Indonesia's current haze crisis has affected millions across the region in recent weeks.
Apart from Singapore, Malaysia, Russia and China have also stepped up to help, with Australia the latest country to say it will send a Lockheed L-100 Hercules to assist in water-bombing operations.
Australian Foreign Minister Julie Bishop said the country is familiar with the devastating effects of the fires and wanted to support Indonesia in this time of need.
"While Australia has experienced a dramatic start to the bushfire season, a lull in severe weather conditions has meant we can assist Indonesia and still maintain national aerial firefighting coverage," she said.
Republic of Singapore Air Force (RSAF) aircraft involved in the mission include a CH-47D Chinook helicopter, which will haul a 5,000-litre heli-bucket, and two C-130 transport planes to ferry the SAF and SCDF personnel and their equipment to the area of operations.
The Dart officers will oversee the deployment of the heli-bucket, which will drop water from the air onto fires to put them out.
Indonesia's disaster management agency (BNPB) said a Bombardier amphibious aircraft and its Malaysian crew had arrived on Friday to begin water-bombing efforts in South Sumatra.
"They are currently being briefed by the disaster mitigation chief and the water bombing will start immediately after that," BNPB spokesman Sutopo Purwo Nugroho told Agence France-Presse yesterday.
The BNPB had said earlier that the team from Singapore is expected to be deployed in South Sumatra's Ogan Komering Ilir and Musi Banyuasin regencies, which are among the worst hit by peatland fires this year.
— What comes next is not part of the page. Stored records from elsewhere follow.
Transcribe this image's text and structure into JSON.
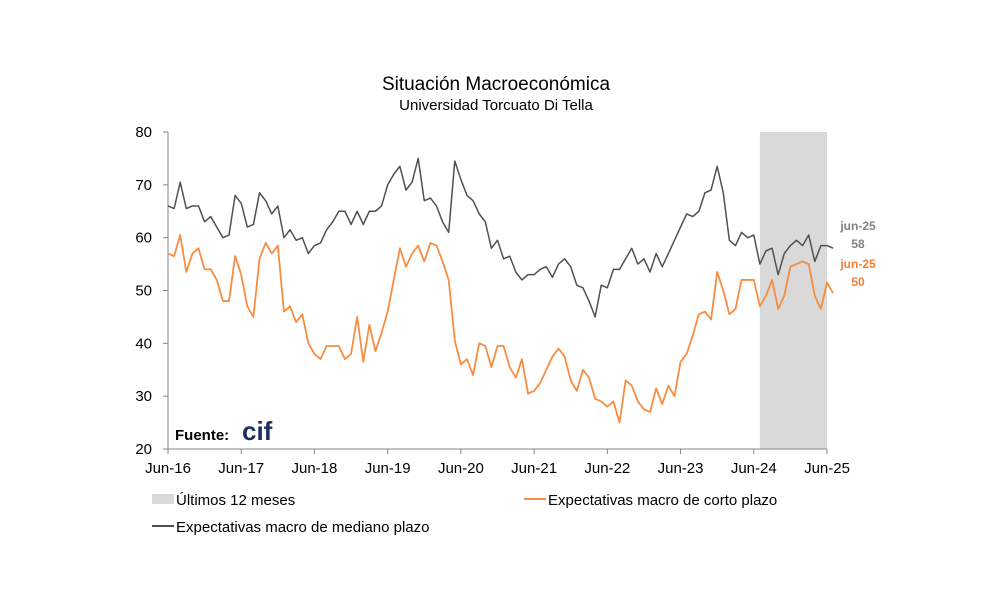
{
  "chart_data": {
    "type": "line",
    "title": "Situación Macroeconómica",
    "subtitle": "Universidad Torcuato Di Tella",
    "ylim": [
      20,
      80
    ],
    "yticks": [
      20,
      30,
      40,
      50,
      60,
      70,
      80
    ],
    "xlim": [
      0,
      108
    ],
    "xticks": [
      {
        "pos": 0,
        "label": "Jun-16"
      },
      {
        "pos": 12,
        "label": "Jun-17"
      },
      {
        "pos": 24,
        "label": "Jun-18"
      },
      {
        "pos": 36,
        "label": "Jun-19"
      },
      {
        "pos": 48,
        "label": "Jun-20"
      },
      {
        "pos": 60,
        "label": "Jun-21"
      },
      {
        "pos": 72,
        "label": "Jun-22"
      },
      {
        "pos": 84,
        "label": "Jun-23"
      },
      {
        "pos": 96,
        "label": "Jun-24"
      },
      {
        "pos": 108,
        "label": "Jun-25"
      }
    ],
    "shade": {
      "from": 97,
      "to": 108,
      "label": "Últimos 12 meses",
      "color": "#d9d9d9"
    },
    "series": [
      {
        "name": "Expectativas macro de mediano plazo",
        "color": "#505050",
        "end_label": {
          "date": "jun-25",
          "value": "58"
        },
        "values": [
          66,
          65.5,
          70.5,
          65.5,
          66,
          66,
          63,
          64,
          62,
          60,
          60.5,
          68,
          66.5,
          62,
          62.5,
          68.5,
          67,
          64.5,
          66,
          60,
          61.5,
          59.5,
          60,
          57,
          58.5,
          59,
          61.5,
          63,
          65,
          65,
          62.5,
          65,
          62.5,
          65,
          65,
          66,
          70,
          72,
          73.5,
          69,
          70.5,
          75,
          67,
          67.5,
          66,
          63,
          61,
          74.5,
          71,
          68,
          67,
          64.5,
          63,
          58,
          59.5,
          56,
          56.5,
          53.5,
          52,
          53,
          53,
          54,
          54.5,
          52.5,
          55,
          56,
          54.5,
          51,
          50.5,
          48,
          45,
          51,
          50.5,
          54,
          54,
          56,
          58,
          55,
          56,
          53.5,
          57,
          54.5,
          57,
          59.5,
          62,
          64.5,
          64,
          65,
          68.5,
          69,
          73.5,
          68.5,
          59.5,
          58.5,
          61,
          60,
          60.5,
          55,
          57.5,
          58,
          53,
          57,
          58.5,
          59.5,
          58.5,
          60.5,
          55.5,
          58.5,
          58.5,
          58
        ]
      },
      {
        "name": "Expectativas macro de corto plazo",
        "color": "#f68d42",
        "end_label": {
          "date": "jun-25",
          "value": "50"
        },
        "values": [
          57,
          56.5,
          60.5,
          53.5,
          57,
          58,
          54,
          54,
          52,
          48,
          48,
          56.5,
          53,
          47,
          45,
          56,
          59,
          57,
          58.5,
          46,
          47,
          44,
          45.5,
          40,
          38,
          37,
          39.5,
          39.5,
          39.5,
          37,
          38,
          45,
          36.5,
          43.5,
          38.5,
          42,
          46,
          52,
          58,
          54.5,
          57,
          58.5,
          55.5,
          59,
          58.5,
          55.5,
          52,
          40.5,
          36,
          37,
          34,
          40,
          39.5,
          35.5,
          39.5,
          39.5,
          35.5,
          33.5,
          37,
          30.5,
          31,
          32.5,
          35,
          37.5,
          39,
          37.5,
          33,
          31,
          35,
          33.5,
          29.5,
          29,
          28,
          29,
          25,
          33,
          32,
          29,
          27.5,
          27,
          31.5,
          28.5,
          32,
          30,
          36.5,
          38,
          41.5,
          45.5,
          46,
          44.5,
          53.5,
          50,
          45.5,
          46.5,
          52,
          52,
          52,
          47,
          49,
          52,
          46.5,
          49,
          54.5,
          55,
          55.5,
          55,
          49,
          46.5,
          51.5,
          49.5
        ]
      }
    ]
  },
  "legend": {
    "shade_label": "Últimos 12 meses",
    "short_term_label": "Expectativas macro de corto plazo",
    "medium_term_label": "Expectativas macro de mediano plazo"
  },
  "source": {
    "label": "Fuente:",
    "logo_text": "cif"
  }
}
Chief of Air Force, Major-General Hoo Cher Mou, and SCDF Commissioner Eric Yap were at Sembawang Airbase to send off the team yesterday morning. The group was set to take off for Indonesia on Friday but poor visibility in Palembang delayed its departure.
The Pollutant Standards Index (PSI) in the capital city of South Sumatra peaked at 470, which is in the hazardous zone, at 8am yesterday before falling to 198 at 6pm in the evening.
In Palangkaraya, the capital of Central Kalimantan, where schools were shut for more than three weeks, the PSI was at 1,865, way above hazardous levels.
Most of the firefighting and haze mitigation efforts have been focused on South Sumatra and Central Kalimantan due to the severe conditions in both provinces.
Indonesian President Joko Widodo said yesterday that while help from friendly countries has started to arrive, putting out the fires under peatland will still be challenging.
He added in a post on Facebook that 36 per cent of the fires in Kalimantan and 46 per cent in Sumatra are on peatland.
Meanwhile, the Environment and Forestry Ministry said companies and individuals responsible for illegal forest fires could face multiple charges under environment, money-laundering and plantation laws.
"The charges will be multiple to give a deterrent effect," said the ministry's directorate general secretary of law enforcement, Mr Novrizal Bahar.